Officials even feared that after the battle, Marawi may go into a clan war, with the kin of the civilians killed going after the Maute members and their relatives.
Over the past decades, Mindanao has seen the emergence and growth of different Moro groups with different aspirations for the region, although their end zeal is for Islam. All were also carried out with the aid of guns.
These groups are the Moro National Liberation Front (MNLF), which originally espoused for an independent Mindanao, but settled for an autonomy; the Moro Islamic Liberation Front (MILF) which pushed for a Bangsamoro republic, but is working for a semi-independent state; the Bangsamoro Islamic Freedom Fighters (BIFF) and the Abu Sayyaf Group (ASG), which are pushing for a purely Islamic state; and the Maute Group, whose call is for the establishment of a caliphate.
While the government has managed to politically contain the MNLF and the MILF, and even the BIFF with force, it is still working to fully cope with the ASG and learning the ropes with the Maute, as both the last two groups have the propensity to wage and carry out their causes by all means, especially by way of terrorism.
The terrorism was brought by the radicalized indoctrination to Islam by the leaders and members of the two groups, giving way to militancy and extremism.
Rooting out the radical dogma
While the military has had programs in addressing the extreme Islamic ideology—or the way it is carried out—as admitted by military spokesman Brig. Gen. Restituto Padilla, the trend in Mindanao, particularly the events unfolding in Marawi City, has forced the Armed Forces to give focus to this ideology.

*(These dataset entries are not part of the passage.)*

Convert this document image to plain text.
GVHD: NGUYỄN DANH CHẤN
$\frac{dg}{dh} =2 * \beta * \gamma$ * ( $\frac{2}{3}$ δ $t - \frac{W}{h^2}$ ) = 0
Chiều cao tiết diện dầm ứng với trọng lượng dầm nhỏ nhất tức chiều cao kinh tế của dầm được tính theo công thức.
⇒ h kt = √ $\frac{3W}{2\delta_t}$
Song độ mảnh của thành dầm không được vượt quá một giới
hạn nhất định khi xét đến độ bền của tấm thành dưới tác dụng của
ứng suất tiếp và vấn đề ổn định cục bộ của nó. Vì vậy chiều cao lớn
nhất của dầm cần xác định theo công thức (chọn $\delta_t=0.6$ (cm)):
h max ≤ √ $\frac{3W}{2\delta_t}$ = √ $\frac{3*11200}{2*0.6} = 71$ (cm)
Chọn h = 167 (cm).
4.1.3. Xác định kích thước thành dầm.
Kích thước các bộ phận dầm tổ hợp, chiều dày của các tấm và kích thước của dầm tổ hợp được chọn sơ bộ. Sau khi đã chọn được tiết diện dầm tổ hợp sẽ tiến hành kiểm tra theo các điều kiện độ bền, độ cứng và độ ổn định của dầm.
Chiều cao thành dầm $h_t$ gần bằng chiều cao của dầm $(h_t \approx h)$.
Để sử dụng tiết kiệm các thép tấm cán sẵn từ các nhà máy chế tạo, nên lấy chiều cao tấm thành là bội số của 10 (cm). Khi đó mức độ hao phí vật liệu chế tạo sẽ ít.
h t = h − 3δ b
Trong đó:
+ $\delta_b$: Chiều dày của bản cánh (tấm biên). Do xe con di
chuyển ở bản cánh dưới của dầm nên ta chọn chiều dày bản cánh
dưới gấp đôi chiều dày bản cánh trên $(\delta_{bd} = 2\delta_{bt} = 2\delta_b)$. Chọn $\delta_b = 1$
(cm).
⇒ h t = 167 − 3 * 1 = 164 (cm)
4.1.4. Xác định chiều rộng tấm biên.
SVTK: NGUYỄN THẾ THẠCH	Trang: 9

“We have programs to counter various violent ideologies. We have developed quite a good competency against those of the New People’s Army [NPA], but it is only now that we have focused on those related to radicalism and violent extremism,” he said.
Part of the program has been incorporated into the “Development Support and Security Plan Kapayapaan”, the six-year operational plan of the Duterte administration in dealing with all threat groups.
“Kapayapaan is not merely a strategy that calls for combat only, but allows a broad range of best practices such as consultations, support to development, dialogues and confidence-building measures. These all complement the government peace initiatives,” Padilla.
However, the military spokesman said countering the radical ideology, including the campaign against terrorism, do not rest solely upon the shoulders of soldiers, but must involve the whole country.
“The campaign against terrorism requires the cooperation of the government and people. I call on the people to be vigilant and have security consciousness and bayanihan spirit to defeat terrorist infiltration,” Padilla said.
President Duterte has in part blamed some officials and residents of Marawi on why the Maute-IS group has managed to stock up arms and smuggle fighters within their midst. It was as if they allowed it or took a “no one cares” stand.
But the Maute and the ASG are just a small parcel of the whole Moro community in Mindanao, according to Padilla.
“Like in any religion, there are small extremist elements who try to hijack causes and grievances existing in Muslim communities in the Philippines. These small groups are collectively put in one category as terrorists together with the NPA,” he said.
Padilla added the military, in tandem with the government, is also working to address the factors that propel the violent ideology in Mindanao, foremost of which is the poor social condition in the region, as admitted not only by the government but even by international aid agencies.
“Given that these social problems have existed for generations in Mindanao, we cannot solve this overnight and it has been a continuous step-by-step process to solve it. The military remains committed to the government in support of these initiatives,” he said.
“The best strategy has always been a whole of government approach with broad sectoral consultation among our Muslim brothers and sisters. The military will always be committed to such a strategy,” he added.